To sum up, against a strong experience player, Russia don't have any chance.
The battle of Smolensk, Barbarossa derailed for Mr David Glantz, gone. 10th July to 10th September 1941. Two months of fighting around Smolensk. Two months so four game turns, gone? Battle of Soltsy? gone? Battle of Staraya Russa? gone?
The Russians fought hard in 1941 inflicting many losses on the Germans.
The Russian are weak because of two modifications imo. I have already highlighted them here:
Change Soviet default experience lowered from 35% to 30%
The Soviet are weaker at start so their units must wait longer to gain a decent experience.
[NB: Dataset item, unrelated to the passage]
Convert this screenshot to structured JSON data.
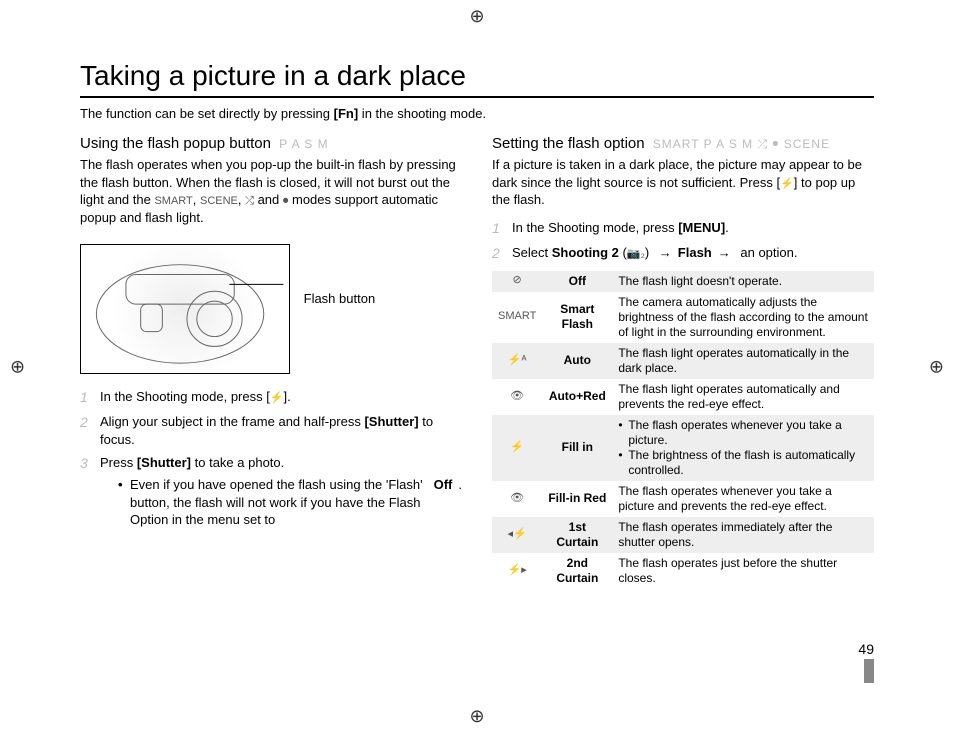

Few problems to hold Leningrad, Moscow in 1941, normal?
For an April Barbarossa, all-in Russia, maybe. For a late June Barbarossa, I am not sure. In your game, 12 September 1941, you are at one hex of Moscow with a Barbarossa started on 06 June 1941. Something is wrong here. Warplan is not a simulation but... this is much to quick and this is against harrybanana. Just imagine a casual player.
Change casualty to kill level by 7% (means less kills more effectiveness loss)
This one is the worst for 1942. Based land experience are increasing with combat. So, based experience are increasing over 1941. Now, here is the problem. Red army land units are acquiring experience with replacements coming at a better experience than what's in the unit.
A land unit at 30% experience receiving replacements at 33% experience will increase its experience.
The problem is, due to this change, Red army land units are losing less steps than before.
As such, they get less replacements with an increased based experience. An unit will wait longer to gain experience especially since it is losing less steps than before but effectiveness instead.
That's the way I understand the new behavior hence the balance issue.
Chancellor Gorkon to Captain James T. Kirk:
You don't trust me, do you? I don't blame you. If there is to be a brave new world, our generation is going to have the hardest time living in it.